Did you ever have the perfect atmosphere when you sat down to read a book? Let me explain, the exact moment I sat down to read Snowpiercer I was riding the Metra to work in the middle of one of the worst blizzards we had seen all winter. The train was 70 minutes late getting to downtown Chicago, turning a 50 minute train ride into a two hour trial.
Why is that a big deal? Because Snowpiercer (published by Titan Comics) is a graphic novel series set on a train 1001 one carriages long doomed to circle the frozen Earth again and again. The planet has frozen over and to go outside is suicide. No one is really sure what happened. There was a weapon that could destroy the climate, a war and then a freezing wind.

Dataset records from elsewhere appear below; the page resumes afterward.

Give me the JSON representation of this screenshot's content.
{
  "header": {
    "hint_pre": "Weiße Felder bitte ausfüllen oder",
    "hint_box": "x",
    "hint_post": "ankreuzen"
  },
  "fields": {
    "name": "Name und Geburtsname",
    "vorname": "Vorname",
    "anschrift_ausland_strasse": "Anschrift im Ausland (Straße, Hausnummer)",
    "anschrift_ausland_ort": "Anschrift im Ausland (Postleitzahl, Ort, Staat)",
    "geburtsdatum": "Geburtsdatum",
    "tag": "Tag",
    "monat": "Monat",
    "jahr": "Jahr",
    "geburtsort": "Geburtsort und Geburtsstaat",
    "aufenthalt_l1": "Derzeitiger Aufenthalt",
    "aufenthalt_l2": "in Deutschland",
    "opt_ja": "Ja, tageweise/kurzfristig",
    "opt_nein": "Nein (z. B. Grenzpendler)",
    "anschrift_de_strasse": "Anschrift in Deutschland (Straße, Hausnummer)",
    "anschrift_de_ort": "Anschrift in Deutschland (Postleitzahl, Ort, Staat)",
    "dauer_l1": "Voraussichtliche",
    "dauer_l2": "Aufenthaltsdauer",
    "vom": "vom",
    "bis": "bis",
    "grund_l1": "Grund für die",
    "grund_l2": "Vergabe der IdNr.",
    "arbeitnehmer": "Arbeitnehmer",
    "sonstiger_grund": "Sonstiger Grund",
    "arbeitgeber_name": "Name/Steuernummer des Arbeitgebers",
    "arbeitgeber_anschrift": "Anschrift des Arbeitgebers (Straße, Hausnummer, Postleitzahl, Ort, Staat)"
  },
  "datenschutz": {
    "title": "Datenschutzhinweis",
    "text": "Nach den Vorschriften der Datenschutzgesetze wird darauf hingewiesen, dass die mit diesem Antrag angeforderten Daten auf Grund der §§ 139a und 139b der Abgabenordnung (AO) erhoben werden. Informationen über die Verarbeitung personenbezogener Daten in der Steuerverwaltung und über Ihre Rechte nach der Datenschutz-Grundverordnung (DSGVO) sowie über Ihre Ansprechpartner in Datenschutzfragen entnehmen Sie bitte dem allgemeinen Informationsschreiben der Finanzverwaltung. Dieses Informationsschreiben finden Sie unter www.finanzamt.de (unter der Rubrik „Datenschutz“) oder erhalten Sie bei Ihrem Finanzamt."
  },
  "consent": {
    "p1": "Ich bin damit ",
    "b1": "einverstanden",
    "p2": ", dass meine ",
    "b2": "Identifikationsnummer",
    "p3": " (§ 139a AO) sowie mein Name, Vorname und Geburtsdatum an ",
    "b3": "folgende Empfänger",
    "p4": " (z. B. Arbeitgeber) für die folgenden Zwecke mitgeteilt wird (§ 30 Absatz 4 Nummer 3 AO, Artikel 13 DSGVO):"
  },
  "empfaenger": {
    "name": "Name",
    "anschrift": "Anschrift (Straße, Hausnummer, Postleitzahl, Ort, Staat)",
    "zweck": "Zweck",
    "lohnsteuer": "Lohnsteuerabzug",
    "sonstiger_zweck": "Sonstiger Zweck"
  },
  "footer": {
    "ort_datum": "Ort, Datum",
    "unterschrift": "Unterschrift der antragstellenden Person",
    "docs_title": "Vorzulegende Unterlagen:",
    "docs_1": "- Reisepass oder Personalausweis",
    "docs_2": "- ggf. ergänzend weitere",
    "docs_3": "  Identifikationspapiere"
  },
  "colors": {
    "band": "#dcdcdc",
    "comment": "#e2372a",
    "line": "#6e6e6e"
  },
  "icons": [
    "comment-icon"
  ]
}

A few survivors managed to flee onto the Snowpiercer, a luxury train that is pulled by an engine that runs on perpetual motion.
The passengers are a microcosm of society, if reflected by a very dark mirror. The elite live in the luxury carriages near the front and live a hedonistic lifestyle with little interest for the other passengers. The second-class live in the middle carriages, passionate about their belief that “Saint Loco” will save them and warmed by their hatred of those behind them. That would be the third-class, the refugees who were just happy to find a spot in the cattle cars but now live a miserable existence where day to day life is a constant struggle to survive and any attempt to reach the front is met with death and destruction.
Volume 1, titled “The Escape”, tells the story of Proloff. He is a refugee from the tail who managed to sneak into second-class before being captured. Instead of being thrown off, he is taken as prisoner to the front of the train and we get a glimpse of what life is like for this small remnant of humanity. Proloff’s march to the front, however, brings death in his wake and we don’t learned what happened to the Snowpiercer until Volume 2, “The Explorers”.
Turns out the Snowpiercer was a prototype and a larger, more advanced model also survived the eternal winter. Sometimes called Snowpiercer 2 or the Icebreaker, the passengers are much more organized and even those at the back live more comfortable lives then the third class of the original Snowpiercer. Unbeknownst to them, every aspect of their lives are controlled by the “Council”, an oligarchy that maintains orders by manipulating their charges at every level. Still people remain content (although increasingly depressed), except for Puig, one of the elite Explorers, those brave (or crazy) enough to venture outside. He believes things are what they seem and his anti-authoritarian stance eventually turns him into the exact thing he hates.
Overall I enjoyed Snowpiercer. I preferred Volume 1 over Volume 2. The second volume seemed a little tacked on and the tone changed drastically after Legrand took over for the late Lob. The black and white illustrations reminded me of Walking Dead, but the flow of the dialogue didn’t always follow the usual left to right path you see with American comics, which caused me the backtrack just so I could figure out what the characters were talking about. Also I recommend not reading this in public like I did. Snowpiercer is very casual about sex and nudity.
What caught my attention the most about Snowpiercer was the tone. The books didn’t pull its punches with the social commentary. Some might find these graphic novels depressing, but there are bright spots for humanity when we show our true potential, even in the face of our ultimate demise. You sort of see this a lot with European fiction (see also Revelation Space). There are not always happy endings for our characters or for humanity, but that is not always what is important to the story. Melodrama is more apparent in American fiction where we want everything to turn out good for our heroes (although modern cable television is starting to resemble the other style of fiction more and more). As we know, however, real life does not always turn out that way. The bad guys win, the good die young and justice is rare. Maybe I am sounding pessimistic, but books like Snowpiercer remind us that the world is not made up of black and whites.
Snowpiercer is an enjoyable, if depressing, dystopia that really puts a tiny bit of fear in my heart as I look out at massive snow drifts outside my home.